ECLI:NL:HR:2011:BQ7398

Hoge Raad

Datum uitspraak
10 juni 2011
Publicatiedatum
5 april 2013
Zaaknummer
10/02327
Instantie
Hoge Raad
Type
Uitspraak
Procedures
  • Cassatie
Vindplaatsen
  • Rechtspraak.nl
AI samenvatting door LexboostAutomatisch gegenereerd

Cassatieberoep tegen uitspraak Centrale Raad van Beroep inzake WAO

In deze zaak heeft de Hoge Raad op 10 juni 2011 uitspraak gedaan in het cassatieberoep van X te Z, Oostenrijk, tegen een eerdere uitspraak van de Centrale Raad van Beroep van 17 maart 2010, nr. 08/3602 WAO. Het cassatieberoep was ingesteld naar aanleiding van een uitspraak van de Rechtbank te Amsterdam (nr. 07/650) betreffende een besluit van het Uitvoeringsinstituut werknemersverzekeringen (UWV) ingevolge de Wet op de arbeidsongeschiktheidsverzekering (WAO). De Hoge Raad heeft vastgesteld dat het beroep in cassatie niet was ingesteld ter zake van schending of verkeerde toepassing van de relevante bepalingen van de WAO, zoals genoemd in artikel 87f, lid 1, van de WAO. Hierdoor konden de aangevoerde klachten niet leiden tot cassatie. De Hoge Raad heeft het beroep in cassatie ongegrond verklaard en geen termen aanwezig geacht voor een veroordeling in de proceskosten. De uitspraak is openbaar uitgesproken door de raadsheer C. Schaap als voorzitter, samen met de raadsheren M.W.C. Feteris en R.J. Koopman, in aanwezigheid van de waarnemend griffier A.I. Boussak-Leeksma.

Uitspraak

nr. 10/02327
10 juni 2011
Arrest
gewezen op het beroep in cassatie van X te Z, Oostenrijk (hierna: belanghebbende) tegen de uitspraak van de Centrale Raad van Beroep van 17 maart 2010, nr. 08/3602 WAO, op het hoger beroep van belanghebbende tegen een uitspraak van de Rechtbank te Amsterdam (nr. 07/650) betreffende een besluit van het Uitvoeringsinstituut werknemersverzekeringen (hierna: hetUWV) ingevolge de Wet op de arbeidsongeschiktheidsverzekering (hierna: de WAO).
1. Geding in cassatie
Belanghebbende heeft tegen de uitspraak van de Centrale Raad beroep in cassatie ingesteld en daarbij een aantal klachten aangevoerd.
2. Beoordeling van de klachten
Ingevolge artikel 87f, lid 1, van de WAO kan beroep in cassatie worden ingesteld tegen uitspraken van de Centrale Raad ter zake van schending of verkeerde toepassing van de artikelen 1, derde tot en met zevende lid, 2 tot en met 11, en 13, eerste lid, en de daarop berustende bepalingen.
Het onderhavige cassatieberoep is echter niet ingesteld ter zake van schending of verkeerde toepassing van voormelde bepalingen.
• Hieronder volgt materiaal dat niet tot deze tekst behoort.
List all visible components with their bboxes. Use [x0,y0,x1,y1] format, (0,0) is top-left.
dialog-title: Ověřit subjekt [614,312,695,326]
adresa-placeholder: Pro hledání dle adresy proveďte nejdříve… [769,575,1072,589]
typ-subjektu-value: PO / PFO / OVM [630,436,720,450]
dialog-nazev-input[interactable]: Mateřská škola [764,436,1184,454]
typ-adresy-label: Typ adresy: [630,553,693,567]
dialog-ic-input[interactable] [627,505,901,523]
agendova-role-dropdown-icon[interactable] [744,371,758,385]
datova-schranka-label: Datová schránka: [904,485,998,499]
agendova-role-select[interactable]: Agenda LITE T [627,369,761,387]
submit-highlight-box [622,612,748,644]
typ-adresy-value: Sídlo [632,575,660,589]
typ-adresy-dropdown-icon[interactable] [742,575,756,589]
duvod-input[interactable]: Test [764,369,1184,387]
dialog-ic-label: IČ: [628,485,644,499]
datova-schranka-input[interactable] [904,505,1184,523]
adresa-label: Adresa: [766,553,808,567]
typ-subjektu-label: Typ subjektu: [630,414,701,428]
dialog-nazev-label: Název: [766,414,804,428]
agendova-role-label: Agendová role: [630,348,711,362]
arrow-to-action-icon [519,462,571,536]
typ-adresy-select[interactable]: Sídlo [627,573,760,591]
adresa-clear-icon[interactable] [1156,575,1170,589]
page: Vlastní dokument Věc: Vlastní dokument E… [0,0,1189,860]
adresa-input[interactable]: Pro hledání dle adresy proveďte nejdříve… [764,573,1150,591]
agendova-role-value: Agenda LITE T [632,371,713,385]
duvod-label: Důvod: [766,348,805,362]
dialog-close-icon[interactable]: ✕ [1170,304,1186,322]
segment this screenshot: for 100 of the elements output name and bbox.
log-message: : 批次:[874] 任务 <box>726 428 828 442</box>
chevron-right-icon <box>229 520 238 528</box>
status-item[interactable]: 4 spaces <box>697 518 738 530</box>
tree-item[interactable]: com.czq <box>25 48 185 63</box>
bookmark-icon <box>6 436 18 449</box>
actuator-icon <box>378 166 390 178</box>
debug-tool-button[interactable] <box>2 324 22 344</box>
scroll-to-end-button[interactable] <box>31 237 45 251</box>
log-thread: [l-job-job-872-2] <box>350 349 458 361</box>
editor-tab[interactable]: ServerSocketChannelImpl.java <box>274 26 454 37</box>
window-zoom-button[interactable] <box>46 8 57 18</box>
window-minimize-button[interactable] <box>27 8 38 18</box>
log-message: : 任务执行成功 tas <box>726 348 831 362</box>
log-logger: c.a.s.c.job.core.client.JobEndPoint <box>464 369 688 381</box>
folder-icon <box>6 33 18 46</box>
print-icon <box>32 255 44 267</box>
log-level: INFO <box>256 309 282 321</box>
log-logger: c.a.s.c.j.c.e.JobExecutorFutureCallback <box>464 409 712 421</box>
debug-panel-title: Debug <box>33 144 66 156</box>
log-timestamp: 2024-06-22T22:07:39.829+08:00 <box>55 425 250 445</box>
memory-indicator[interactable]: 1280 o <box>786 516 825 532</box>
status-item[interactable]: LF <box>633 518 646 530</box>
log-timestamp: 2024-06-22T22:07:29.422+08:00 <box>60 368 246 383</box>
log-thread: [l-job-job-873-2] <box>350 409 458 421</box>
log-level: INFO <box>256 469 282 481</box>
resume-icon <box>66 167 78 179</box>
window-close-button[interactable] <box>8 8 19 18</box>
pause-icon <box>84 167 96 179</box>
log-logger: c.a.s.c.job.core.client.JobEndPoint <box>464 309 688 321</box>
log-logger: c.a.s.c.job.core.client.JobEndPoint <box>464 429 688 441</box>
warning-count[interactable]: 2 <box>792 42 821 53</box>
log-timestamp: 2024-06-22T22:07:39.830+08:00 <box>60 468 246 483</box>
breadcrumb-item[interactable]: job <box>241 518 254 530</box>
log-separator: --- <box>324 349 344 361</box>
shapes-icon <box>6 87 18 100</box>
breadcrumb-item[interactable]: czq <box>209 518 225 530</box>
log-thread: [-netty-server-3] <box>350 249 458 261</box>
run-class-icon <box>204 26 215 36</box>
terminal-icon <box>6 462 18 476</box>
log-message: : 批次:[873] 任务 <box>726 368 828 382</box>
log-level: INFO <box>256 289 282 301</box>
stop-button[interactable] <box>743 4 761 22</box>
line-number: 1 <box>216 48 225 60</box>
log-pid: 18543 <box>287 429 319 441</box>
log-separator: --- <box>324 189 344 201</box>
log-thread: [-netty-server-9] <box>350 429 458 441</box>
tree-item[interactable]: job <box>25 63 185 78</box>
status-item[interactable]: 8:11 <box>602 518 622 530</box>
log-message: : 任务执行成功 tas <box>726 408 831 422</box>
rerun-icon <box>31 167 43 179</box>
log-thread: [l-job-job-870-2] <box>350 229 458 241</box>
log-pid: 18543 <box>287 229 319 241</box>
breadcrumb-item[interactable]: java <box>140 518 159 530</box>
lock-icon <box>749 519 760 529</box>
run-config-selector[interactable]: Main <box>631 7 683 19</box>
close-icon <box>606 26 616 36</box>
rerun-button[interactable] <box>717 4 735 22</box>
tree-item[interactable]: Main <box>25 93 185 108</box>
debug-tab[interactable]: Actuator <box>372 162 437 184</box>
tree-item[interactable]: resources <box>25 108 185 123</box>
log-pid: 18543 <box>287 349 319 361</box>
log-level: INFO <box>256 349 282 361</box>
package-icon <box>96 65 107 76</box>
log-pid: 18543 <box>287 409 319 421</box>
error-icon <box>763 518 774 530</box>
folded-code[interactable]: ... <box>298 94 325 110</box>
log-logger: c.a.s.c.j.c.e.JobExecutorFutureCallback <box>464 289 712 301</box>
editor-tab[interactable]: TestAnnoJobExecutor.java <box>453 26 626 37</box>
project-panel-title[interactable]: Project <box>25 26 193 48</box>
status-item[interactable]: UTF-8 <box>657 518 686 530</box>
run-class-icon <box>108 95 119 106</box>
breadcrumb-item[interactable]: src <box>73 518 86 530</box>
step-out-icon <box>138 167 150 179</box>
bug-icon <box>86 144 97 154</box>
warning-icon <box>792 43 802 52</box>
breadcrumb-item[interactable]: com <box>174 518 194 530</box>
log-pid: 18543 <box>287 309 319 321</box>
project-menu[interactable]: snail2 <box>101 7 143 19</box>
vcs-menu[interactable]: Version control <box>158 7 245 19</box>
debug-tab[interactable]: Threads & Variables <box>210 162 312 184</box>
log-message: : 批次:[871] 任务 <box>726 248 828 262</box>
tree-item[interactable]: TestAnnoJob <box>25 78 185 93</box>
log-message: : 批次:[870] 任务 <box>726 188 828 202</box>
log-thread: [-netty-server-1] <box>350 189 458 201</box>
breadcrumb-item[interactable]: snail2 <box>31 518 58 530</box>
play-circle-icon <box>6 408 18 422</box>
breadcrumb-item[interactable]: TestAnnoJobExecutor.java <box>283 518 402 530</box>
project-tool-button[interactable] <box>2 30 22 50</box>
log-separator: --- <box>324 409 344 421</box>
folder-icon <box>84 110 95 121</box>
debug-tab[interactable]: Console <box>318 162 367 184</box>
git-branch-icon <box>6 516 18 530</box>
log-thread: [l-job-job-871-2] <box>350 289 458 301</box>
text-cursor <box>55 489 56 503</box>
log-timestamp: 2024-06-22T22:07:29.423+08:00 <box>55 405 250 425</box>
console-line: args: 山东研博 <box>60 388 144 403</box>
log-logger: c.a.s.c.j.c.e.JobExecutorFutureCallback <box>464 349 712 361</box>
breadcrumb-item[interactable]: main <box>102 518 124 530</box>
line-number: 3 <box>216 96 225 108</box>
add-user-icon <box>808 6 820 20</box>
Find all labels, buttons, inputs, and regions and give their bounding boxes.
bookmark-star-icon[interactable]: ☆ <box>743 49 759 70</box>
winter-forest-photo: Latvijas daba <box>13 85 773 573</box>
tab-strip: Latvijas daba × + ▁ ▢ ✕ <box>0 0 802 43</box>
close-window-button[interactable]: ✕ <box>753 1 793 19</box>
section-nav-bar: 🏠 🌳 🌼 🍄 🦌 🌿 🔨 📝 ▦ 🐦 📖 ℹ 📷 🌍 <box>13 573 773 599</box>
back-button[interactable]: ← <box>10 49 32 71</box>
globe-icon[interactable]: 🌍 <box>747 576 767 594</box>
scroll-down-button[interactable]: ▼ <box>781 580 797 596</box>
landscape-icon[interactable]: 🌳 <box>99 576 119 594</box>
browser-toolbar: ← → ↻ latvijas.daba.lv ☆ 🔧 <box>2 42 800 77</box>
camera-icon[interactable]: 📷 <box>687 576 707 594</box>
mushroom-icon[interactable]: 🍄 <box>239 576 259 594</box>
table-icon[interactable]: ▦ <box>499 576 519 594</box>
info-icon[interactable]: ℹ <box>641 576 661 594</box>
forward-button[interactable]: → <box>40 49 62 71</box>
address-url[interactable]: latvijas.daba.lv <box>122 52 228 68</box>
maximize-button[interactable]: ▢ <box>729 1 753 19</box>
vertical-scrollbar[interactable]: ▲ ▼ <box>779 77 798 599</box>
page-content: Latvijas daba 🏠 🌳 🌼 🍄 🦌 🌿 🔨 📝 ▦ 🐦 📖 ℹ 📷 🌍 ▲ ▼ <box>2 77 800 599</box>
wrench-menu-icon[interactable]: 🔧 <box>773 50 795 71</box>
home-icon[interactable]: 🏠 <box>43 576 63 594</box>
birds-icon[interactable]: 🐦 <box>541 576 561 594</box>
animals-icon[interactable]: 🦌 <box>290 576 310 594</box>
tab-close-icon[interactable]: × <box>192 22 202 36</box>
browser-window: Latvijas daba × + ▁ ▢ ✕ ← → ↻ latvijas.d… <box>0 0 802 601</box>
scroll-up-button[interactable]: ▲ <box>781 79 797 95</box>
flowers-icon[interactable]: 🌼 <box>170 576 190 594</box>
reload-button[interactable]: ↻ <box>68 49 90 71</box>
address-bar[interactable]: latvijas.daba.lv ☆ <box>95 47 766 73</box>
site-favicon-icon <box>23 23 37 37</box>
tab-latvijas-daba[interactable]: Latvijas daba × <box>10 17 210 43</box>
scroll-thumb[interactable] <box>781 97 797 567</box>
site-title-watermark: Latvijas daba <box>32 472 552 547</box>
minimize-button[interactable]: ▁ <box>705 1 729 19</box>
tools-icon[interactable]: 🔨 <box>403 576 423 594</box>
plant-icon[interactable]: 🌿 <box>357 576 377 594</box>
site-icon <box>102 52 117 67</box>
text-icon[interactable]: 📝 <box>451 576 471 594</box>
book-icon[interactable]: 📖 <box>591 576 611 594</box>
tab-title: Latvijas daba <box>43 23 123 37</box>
De klachten kunnen derhalve niet tot cassatie leiden.
3. Proceskosten
De Hoge Raad acht geen termen aanwezig voor een veroordeling in de proceskosten.
4. Beslissing
De Hoge Raad verklaart het beroep in cassatie ongegrond.
Dit arrest is gewezen door de raadsheer C. Schaap als voorzitter, en de raadsheren M.W.C. Feteris en R.J. Koopman, in tegenwoordigheid van de waarnemend griffier A.I. Boussak-Leeksma, en in het openbaar uitgesproken op 10 juni 2011.